Simply rolling over a flawed, one-size-fits-all buffer policy, that employs non-scientific, precautionary-principle oversized buffers, does not meet this standard. Nor does the use of flawed studies such as the Battelle nearshore report or the Brennan Marine Riparian study.

The efforts of Dr. Don Flora and Dr. Kenneth Brooks to assemble and analyze credible shoreline and wetland science should be welcomed by the County – and used as a foundation for the SMP update. Employed properly, this approach will lead to correct, scientifically defensible decisions for buffers and other program elements.

By Bob Benze, environmental engineer. Sent on behalf of the Kitsap Alliance on May 13, 2011, to Larry M. Keeton, Director, Kitsap County Department of Community Development, et al, 619 Division Street MS-36, Port Orchard, WA 98366-4682


2 responses to “Kitsap County is proposing a complex buffer scheme for shoreline homes.

  1. Bob,

    Under Residential development;

    “Development Standards
    1. In addition to the buffer, setback and site-specific critical area requirements provided in General Goals, Policies and Regulations, residential development shall be subject to the standards provided in Title 16 KCC Zoning, for bulk, height and density requirements.”

    I have two concerns:

    First, the 85 foot “average setback” of residences in Kitsap includes many which are located on bluffs and suffer from a natural artificial setback. Homes down along the beach have a much smaller average setback. There should be a calculation of average setback of low/no bank homes. This is a much more realistic representation of actual conditions.

    Be careful of DCD inserting a 15 foot “setback” in addition to the buffer. In the CAO this artificiality is commonly inserted “so construction equipment doesn’t disturb the buffer”. It’s a very weak argument. Natural vegetation re-grows around here so fast, in a year or two all evidence is erased.

    DCD is slippery when it comes to terminology. What’s a “buffer” and what’s a “setback”?

    Again, no proof of harm has been offered, so the buffer is arbitrary and capricious. This is prohibited by State law and the County is actually accomplishing an unjustified regulatory taking.

    As you so well stated, “No let loss” and “functions and values” have not been defined, so there is no valid criteria for these regulations.

  2. Mike,

    You were not at the meeting with the the organization’s attorney last week when he asked what Kitsap Alliance’s position on buffers was — and I answered that we knew of no additional information or science that would justify anything more than the original 35 foot setbacks — and that was our firm position.
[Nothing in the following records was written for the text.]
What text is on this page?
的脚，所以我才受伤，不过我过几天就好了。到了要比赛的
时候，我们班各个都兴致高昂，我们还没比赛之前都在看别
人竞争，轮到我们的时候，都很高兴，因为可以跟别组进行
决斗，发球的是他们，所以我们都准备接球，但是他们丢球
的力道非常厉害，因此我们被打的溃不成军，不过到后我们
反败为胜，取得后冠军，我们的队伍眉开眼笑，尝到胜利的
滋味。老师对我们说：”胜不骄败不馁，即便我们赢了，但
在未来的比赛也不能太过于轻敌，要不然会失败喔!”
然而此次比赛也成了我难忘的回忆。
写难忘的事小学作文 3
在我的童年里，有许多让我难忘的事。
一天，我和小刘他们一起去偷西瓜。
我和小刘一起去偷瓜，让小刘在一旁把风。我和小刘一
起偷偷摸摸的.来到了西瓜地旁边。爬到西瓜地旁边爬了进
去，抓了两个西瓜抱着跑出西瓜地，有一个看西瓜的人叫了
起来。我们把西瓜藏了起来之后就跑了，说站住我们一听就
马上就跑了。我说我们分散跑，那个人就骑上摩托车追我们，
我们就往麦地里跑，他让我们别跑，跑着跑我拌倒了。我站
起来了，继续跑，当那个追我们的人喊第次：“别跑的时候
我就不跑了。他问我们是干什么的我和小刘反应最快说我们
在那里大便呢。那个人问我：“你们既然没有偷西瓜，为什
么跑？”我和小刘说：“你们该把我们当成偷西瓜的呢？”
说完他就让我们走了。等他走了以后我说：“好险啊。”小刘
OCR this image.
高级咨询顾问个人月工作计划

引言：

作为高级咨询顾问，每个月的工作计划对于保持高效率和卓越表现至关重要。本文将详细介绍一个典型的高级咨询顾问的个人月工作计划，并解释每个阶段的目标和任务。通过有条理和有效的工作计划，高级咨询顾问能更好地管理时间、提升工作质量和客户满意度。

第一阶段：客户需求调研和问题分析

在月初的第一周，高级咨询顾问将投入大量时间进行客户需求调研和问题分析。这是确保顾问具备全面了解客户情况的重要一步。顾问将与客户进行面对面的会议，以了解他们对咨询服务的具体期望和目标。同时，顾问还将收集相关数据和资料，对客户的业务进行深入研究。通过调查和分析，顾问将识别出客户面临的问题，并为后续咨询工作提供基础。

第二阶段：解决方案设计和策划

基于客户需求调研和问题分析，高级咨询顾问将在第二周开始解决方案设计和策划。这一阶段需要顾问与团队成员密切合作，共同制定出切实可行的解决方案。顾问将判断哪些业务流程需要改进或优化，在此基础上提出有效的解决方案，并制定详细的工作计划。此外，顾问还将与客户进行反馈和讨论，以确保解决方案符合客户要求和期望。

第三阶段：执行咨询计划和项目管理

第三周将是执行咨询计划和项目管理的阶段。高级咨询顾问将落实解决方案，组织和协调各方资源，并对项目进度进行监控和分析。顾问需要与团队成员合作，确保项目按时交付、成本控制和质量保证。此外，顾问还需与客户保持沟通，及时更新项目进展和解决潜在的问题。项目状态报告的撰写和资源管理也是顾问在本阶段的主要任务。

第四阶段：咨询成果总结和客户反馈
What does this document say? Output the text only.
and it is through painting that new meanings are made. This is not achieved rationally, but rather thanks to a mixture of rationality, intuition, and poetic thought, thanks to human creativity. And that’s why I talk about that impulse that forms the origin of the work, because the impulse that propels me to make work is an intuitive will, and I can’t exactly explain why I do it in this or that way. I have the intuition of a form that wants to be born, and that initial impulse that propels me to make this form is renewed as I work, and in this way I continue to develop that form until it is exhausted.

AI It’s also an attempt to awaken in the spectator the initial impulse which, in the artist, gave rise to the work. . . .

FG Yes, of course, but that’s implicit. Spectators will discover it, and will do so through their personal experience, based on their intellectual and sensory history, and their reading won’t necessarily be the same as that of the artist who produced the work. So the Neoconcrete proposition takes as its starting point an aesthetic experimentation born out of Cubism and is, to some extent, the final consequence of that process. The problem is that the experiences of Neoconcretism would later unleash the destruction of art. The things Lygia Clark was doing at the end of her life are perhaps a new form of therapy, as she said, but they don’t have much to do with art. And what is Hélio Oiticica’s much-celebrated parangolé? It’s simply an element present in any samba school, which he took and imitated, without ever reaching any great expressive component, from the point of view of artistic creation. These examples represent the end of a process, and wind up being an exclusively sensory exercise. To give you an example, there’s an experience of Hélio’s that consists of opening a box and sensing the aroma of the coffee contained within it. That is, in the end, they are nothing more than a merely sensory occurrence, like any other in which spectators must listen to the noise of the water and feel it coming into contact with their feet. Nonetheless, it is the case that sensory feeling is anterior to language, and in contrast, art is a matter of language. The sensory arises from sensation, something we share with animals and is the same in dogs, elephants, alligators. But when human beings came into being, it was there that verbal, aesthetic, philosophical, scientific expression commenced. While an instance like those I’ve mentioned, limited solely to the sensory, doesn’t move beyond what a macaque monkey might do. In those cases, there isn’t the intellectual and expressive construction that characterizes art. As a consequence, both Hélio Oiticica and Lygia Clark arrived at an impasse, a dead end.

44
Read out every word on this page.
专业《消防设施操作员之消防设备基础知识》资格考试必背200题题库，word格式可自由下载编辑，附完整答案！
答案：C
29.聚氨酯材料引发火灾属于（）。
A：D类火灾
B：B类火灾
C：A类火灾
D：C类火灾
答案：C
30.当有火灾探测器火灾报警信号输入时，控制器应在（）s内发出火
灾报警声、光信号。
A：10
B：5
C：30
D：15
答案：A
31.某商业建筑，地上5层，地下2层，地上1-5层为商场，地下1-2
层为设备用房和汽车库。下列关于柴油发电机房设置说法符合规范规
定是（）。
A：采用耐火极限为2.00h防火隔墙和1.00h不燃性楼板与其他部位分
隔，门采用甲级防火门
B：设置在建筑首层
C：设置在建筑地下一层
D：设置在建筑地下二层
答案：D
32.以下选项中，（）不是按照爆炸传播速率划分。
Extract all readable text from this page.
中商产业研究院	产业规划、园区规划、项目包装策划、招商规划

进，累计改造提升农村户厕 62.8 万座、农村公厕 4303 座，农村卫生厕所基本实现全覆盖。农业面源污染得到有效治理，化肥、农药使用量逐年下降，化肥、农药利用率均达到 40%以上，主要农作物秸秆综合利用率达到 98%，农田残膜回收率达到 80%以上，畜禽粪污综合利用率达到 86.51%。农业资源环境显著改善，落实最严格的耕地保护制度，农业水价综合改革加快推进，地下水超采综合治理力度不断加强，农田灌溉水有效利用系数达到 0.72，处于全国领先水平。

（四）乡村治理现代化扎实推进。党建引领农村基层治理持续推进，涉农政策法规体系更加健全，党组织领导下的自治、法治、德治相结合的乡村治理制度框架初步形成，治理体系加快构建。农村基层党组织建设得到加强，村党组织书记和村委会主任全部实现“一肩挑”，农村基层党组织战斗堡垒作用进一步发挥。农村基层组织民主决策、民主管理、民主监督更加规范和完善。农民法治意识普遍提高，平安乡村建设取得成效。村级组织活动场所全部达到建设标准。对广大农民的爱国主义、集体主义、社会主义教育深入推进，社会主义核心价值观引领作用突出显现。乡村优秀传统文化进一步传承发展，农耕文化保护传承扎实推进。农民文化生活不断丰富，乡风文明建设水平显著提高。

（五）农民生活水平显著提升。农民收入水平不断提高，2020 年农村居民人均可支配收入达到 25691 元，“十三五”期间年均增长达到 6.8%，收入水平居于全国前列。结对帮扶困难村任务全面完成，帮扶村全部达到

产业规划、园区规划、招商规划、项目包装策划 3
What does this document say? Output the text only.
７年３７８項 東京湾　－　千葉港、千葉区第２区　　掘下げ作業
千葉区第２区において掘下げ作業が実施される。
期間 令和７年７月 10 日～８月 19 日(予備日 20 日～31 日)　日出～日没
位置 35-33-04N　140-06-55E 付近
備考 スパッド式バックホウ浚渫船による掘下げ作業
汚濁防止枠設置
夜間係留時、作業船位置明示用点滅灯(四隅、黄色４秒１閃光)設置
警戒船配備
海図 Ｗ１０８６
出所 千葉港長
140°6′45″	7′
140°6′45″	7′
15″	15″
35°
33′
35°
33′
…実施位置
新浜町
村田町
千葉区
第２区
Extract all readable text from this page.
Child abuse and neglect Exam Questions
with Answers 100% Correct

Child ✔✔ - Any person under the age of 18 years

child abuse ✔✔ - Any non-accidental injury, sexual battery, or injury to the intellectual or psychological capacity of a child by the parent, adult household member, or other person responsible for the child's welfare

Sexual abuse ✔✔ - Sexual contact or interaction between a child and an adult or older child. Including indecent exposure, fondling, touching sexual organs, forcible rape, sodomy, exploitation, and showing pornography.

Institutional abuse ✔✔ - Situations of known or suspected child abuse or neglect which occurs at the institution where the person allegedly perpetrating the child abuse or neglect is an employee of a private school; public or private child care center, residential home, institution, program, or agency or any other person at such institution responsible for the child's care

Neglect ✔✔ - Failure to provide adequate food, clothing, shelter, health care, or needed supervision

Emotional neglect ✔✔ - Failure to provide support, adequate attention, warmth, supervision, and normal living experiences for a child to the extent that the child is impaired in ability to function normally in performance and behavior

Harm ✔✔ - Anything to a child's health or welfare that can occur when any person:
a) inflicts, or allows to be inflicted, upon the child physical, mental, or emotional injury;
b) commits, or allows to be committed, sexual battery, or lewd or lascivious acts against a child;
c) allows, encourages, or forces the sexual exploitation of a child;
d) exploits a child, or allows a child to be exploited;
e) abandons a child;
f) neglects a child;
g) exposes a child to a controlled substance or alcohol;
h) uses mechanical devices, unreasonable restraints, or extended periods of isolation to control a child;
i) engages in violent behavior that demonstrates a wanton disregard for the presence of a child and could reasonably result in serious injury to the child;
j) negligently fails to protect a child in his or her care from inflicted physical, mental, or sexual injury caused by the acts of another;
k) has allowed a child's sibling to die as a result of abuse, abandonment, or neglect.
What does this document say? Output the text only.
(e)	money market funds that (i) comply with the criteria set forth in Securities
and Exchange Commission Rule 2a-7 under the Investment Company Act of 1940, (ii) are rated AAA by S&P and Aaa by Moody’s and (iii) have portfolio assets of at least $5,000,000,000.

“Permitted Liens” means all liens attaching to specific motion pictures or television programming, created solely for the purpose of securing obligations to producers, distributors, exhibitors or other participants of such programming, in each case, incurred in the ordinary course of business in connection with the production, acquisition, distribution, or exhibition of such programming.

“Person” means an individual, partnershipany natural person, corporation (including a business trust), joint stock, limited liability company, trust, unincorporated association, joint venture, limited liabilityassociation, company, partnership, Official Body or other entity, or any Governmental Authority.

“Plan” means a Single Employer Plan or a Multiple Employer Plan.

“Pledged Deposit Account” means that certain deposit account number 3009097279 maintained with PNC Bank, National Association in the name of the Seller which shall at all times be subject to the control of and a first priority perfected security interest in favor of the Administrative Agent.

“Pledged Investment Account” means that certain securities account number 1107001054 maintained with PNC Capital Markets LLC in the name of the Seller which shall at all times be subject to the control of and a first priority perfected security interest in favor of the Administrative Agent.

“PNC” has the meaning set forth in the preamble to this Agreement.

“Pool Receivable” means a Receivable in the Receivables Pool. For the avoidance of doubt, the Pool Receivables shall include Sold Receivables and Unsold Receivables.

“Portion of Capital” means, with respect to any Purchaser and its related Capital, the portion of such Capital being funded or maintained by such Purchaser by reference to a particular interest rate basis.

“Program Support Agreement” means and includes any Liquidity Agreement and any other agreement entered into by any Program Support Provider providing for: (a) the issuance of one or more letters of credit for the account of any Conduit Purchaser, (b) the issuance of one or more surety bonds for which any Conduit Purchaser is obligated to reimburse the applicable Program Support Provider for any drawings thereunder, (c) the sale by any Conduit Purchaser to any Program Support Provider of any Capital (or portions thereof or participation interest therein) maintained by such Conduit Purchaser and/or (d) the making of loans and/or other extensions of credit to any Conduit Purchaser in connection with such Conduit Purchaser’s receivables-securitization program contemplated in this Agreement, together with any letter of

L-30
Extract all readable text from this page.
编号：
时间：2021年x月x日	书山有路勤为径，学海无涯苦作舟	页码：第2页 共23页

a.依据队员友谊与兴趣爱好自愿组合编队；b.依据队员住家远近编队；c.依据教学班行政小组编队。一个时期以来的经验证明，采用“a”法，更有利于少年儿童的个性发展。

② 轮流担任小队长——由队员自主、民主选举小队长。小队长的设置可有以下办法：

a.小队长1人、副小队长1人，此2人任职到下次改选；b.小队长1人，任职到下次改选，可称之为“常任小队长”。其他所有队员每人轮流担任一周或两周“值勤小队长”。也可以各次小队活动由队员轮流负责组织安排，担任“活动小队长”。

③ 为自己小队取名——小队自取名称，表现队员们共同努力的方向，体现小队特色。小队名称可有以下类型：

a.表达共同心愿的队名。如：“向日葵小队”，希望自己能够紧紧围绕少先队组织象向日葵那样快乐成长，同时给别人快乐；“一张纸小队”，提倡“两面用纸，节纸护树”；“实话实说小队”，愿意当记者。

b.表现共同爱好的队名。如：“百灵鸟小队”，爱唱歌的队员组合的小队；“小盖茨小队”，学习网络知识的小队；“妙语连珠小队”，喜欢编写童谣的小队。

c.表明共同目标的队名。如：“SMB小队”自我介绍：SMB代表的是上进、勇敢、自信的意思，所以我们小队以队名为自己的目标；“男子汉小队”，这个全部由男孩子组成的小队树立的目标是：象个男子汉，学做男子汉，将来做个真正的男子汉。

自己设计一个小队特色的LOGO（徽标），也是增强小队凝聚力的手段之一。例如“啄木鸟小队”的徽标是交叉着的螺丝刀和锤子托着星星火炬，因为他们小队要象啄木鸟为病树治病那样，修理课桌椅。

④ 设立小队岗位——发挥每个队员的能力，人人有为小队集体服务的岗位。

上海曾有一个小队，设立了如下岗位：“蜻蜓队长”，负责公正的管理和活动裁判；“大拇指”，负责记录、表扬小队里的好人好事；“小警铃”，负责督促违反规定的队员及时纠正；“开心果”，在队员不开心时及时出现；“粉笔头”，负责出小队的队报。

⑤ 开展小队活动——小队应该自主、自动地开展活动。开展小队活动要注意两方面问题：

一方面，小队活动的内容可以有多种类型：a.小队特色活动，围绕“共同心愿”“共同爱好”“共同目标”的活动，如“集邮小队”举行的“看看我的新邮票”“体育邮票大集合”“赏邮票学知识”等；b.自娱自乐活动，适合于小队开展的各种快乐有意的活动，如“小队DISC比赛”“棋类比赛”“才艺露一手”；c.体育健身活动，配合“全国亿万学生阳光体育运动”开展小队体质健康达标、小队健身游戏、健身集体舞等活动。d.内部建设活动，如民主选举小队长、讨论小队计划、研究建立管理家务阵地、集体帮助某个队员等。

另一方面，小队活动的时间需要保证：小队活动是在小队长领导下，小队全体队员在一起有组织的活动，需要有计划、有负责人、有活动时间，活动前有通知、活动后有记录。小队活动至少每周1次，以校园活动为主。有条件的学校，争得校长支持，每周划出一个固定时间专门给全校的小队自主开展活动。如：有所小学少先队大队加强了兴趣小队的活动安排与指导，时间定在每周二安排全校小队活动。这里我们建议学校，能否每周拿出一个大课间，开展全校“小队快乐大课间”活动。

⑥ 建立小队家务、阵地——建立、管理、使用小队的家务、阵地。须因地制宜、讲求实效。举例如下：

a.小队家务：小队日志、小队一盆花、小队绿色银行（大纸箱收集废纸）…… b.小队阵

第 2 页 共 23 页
Indeed, we have given the county studies that show that buffers are not needed to protect the nearshore habitat from shoreline residential development.

    There may be special circumstances that require greater setbacks, such as bluff conditions, but they should be site-specific. So, unless the county can show, using “the most current, accurate, and complete scientific or technical information available” that buffers are needed to “separate incompatible uses from (critical saltwater) habitats”, they have no justification, under the guidelines of WAC 173-26, to require any saltwater shoreline buffers whatsoever.